One of the reasons I’ve continued to read, and champion, Ashley’s work is that I think he writes colorfully about the colorlessness of regional English suburbia. He explores the tendency of this milieu to be defined in negatives and contrasts, and fictionalizes very adeptly the consequences of this for the inhabitants.
His short story, “Temple and Space,” is currently featured at fwriction : review for Short Story Month.
You write proficiently in both the long and the short form. Do you find it easy to work in both forms?
Any story idea can work itself up to the long or boil itself down to the short form, but a writer has a natural instinct for what he or she wants for a story. With short story ideas I usually have a precise feeling for length, or I’ve been asked for stories of a certain word count by a magazine or website and thus I know it has to be 2,000 or 3,000 words. About switching forms, Flannery O’Connor once said that it can be like escaping from the woods only to be ravaged by the wolves, meaning that each form poses a separate series of problems.

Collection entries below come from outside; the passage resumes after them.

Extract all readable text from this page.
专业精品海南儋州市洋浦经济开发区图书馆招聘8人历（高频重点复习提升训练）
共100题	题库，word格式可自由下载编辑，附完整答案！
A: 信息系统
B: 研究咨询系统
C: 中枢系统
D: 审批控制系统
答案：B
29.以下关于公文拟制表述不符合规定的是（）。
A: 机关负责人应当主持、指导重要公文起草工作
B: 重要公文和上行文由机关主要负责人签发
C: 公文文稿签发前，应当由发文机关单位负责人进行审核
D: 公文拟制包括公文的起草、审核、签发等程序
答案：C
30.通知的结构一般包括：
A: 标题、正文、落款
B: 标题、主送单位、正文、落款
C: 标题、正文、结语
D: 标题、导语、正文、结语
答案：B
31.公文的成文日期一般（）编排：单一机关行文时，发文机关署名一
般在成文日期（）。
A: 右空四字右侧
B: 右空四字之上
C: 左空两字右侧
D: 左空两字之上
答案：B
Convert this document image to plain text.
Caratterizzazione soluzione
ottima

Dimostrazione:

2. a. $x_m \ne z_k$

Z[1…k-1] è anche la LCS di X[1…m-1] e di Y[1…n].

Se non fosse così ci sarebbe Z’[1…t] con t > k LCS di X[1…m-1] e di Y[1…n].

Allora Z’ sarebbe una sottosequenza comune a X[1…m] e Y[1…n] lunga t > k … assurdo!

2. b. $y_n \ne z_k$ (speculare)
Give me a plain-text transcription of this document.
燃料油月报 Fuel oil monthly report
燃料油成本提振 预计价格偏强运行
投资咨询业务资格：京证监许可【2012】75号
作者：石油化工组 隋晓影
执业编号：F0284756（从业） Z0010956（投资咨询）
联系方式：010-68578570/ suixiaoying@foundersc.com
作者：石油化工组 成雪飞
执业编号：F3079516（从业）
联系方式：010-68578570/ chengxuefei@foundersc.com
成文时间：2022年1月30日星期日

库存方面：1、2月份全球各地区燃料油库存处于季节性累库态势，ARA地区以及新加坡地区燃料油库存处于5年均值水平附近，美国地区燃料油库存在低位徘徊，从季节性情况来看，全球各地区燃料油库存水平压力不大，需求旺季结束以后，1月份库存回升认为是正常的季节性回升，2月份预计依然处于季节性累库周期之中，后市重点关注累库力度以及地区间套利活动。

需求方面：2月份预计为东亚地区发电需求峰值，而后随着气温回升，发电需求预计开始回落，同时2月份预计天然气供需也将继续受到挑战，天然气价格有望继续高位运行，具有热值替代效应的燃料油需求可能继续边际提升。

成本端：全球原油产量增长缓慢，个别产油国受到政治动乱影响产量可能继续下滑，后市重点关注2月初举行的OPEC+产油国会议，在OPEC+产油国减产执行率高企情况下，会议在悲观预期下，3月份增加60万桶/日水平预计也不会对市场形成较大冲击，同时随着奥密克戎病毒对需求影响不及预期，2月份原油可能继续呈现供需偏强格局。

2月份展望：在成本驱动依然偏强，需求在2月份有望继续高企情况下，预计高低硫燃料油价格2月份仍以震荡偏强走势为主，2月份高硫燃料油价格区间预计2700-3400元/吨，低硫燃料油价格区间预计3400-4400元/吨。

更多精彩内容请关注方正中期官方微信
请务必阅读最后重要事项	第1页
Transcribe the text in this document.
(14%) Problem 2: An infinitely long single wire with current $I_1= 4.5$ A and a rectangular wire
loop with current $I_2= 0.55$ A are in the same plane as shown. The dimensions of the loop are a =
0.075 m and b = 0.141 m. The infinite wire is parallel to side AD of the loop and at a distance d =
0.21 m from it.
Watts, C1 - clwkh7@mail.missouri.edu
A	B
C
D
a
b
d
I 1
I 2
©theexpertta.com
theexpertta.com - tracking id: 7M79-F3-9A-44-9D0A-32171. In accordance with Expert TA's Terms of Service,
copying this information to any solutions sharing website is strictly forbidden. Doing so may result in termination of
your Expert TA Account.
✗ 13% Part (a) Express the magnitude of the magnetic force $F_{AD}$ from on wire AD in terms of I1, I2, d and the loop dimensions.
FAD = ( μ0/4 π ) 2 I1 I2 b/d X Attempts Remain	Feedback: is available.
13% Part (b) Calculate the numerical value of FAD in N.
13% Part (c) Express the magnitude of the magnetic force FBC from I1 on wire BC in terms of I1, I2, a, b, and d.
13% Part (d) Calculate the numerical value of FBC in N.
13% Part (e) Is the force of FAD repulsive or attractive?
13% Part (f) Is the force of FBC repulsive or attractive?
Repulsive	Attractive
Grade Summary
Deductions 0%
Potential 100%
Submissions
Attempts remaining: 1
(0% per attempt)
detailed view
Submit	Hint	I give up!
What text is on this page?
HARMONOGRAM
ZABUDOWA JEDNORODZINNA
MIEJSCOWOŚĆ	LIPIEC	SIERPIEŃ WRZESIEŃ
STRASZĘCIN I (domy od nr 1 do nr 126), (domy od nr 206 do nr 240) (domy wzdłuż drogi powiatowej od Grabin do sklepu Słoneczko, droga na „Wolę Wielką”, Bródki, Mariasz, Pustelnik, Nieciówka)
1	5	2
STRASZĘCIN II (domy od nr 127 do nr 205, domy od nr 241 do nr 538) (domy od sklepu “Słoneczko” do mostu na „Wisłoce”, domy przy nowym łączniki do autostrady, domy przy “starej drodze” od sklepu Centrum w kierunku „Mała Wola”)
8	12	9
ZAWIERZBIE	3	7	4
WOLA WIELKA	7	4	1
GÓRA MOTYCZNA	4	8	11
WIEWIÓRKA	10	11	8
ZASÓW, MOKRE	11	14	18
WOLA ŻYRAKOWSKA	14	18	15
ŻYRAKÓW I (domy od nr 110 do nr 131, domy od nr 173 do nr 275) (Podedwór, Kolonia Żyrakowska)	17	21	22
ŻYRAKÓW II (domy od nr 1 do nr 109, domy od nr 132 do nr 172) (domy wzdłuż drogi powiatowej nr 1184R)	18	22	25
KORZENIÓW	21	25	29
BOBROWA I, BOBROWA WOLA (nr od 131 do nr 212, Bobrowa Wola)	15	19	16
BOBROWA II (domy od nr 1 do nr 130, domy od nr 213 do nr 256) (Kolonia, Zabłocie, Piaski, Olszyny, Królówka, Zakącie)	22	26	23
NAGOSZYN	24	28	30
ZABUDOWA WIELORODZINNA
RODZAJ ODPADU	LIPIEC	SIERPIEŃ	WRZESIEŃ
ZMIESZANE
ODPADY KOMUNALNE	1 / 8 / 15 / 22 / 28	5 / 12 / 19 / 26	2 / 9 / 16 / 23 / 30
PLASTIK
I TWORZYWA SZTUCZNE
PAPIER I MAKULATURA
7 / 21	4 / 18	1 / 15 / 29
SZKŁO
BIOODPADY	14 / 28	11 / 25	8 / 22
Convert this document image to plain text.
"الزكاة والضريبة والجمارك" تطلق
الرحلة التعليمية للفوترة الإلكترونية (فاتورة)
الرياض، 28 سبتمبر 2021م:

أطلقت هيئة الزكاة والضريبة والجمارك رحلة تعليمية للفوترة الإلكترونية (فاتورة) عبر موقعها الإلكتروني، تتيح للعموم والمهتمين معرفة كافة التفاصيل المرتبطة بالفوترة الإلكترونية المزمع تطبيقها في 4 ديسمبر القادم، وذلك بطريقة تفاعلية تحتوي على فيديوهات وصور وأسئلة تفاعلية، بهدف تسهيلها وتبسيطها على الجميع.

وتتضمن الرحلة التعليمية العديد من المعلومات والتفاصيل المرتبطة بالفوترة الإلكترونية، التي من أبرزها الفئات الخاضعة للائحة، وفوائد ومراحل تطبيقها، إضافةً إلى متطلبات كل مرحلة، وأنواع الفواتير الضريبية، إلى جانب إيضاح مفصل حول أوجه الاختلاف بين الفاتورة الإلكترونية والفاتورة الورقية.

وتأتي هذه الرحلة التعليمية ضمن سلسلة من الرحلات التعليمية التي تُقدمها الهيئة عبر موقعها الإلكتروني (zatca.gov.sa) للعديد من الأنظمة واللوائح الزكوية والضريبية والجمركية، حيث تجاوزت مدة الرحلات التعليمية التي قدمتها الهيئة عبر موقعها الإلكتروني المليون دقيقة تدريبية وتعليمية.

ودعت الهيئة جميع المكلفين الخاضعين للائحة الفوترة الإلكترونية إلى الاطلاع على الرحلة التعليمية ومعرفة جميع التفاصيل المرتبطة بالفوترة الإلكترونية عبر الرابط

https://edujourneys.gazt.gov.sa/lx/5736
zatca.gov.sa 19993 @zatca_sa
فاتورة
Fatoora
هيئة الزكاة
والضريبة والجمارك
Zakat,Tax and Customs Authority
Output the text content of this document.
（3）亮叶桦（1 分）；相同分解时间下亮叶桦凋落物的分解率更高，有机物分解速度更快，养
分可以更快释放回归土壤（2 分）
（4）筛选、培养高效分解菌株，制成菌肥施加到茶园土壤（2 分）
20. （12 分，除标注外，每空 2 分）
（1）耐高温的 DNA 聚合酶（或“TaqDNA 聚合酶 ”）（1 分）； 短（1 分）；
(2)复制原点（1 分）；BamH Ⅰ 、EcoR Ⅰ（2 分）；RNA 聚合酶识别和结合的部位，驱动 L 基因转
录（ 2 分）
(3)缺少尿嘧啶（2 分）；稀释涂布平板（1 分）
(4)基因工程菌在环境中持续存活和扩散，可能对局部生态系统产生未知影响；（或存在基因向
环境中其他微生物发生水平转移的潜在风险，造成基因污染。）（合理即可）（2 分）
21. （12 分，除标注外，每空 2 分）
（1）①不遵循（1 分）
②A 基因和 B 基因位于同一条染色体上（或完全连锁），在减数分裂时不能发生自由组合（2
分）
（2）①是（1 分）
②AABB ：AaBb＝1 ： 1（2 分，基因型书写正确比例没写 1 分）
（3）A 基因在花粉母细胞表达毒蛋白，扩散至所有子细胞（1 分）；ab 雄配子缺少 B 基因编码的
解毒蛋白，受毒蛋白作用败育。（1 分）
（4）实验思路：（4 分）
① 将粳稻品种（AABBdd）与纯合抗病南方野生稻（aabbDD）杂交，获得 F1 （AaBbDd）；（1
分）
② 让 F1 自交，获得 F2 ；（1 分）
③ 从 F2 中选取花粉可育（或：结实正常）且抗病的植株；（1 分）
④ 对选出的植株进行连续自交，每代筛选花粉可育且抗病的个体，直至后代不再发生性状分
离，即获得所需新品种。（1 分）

I used to write short stories between longer projects, as calling cards, and it’s only since finishing my novel Touching the Starfish that I’ve had a sustained period of writing shorts. Now I feel slightly apprehensive about writing a novel. However, I feel that I’ve learnt so much from these recent stories that I will at some point take on a longer project. I should add that some of my short stories are relatively long, novelettes of 12,000 to 15,000 words, stories that could have been expanded into novels with a different approach. A lot of my stories sit between the forms, but I do still like the swiftness of a short story. Chekhov’s analogy to a “shot of vodka” is a fine one.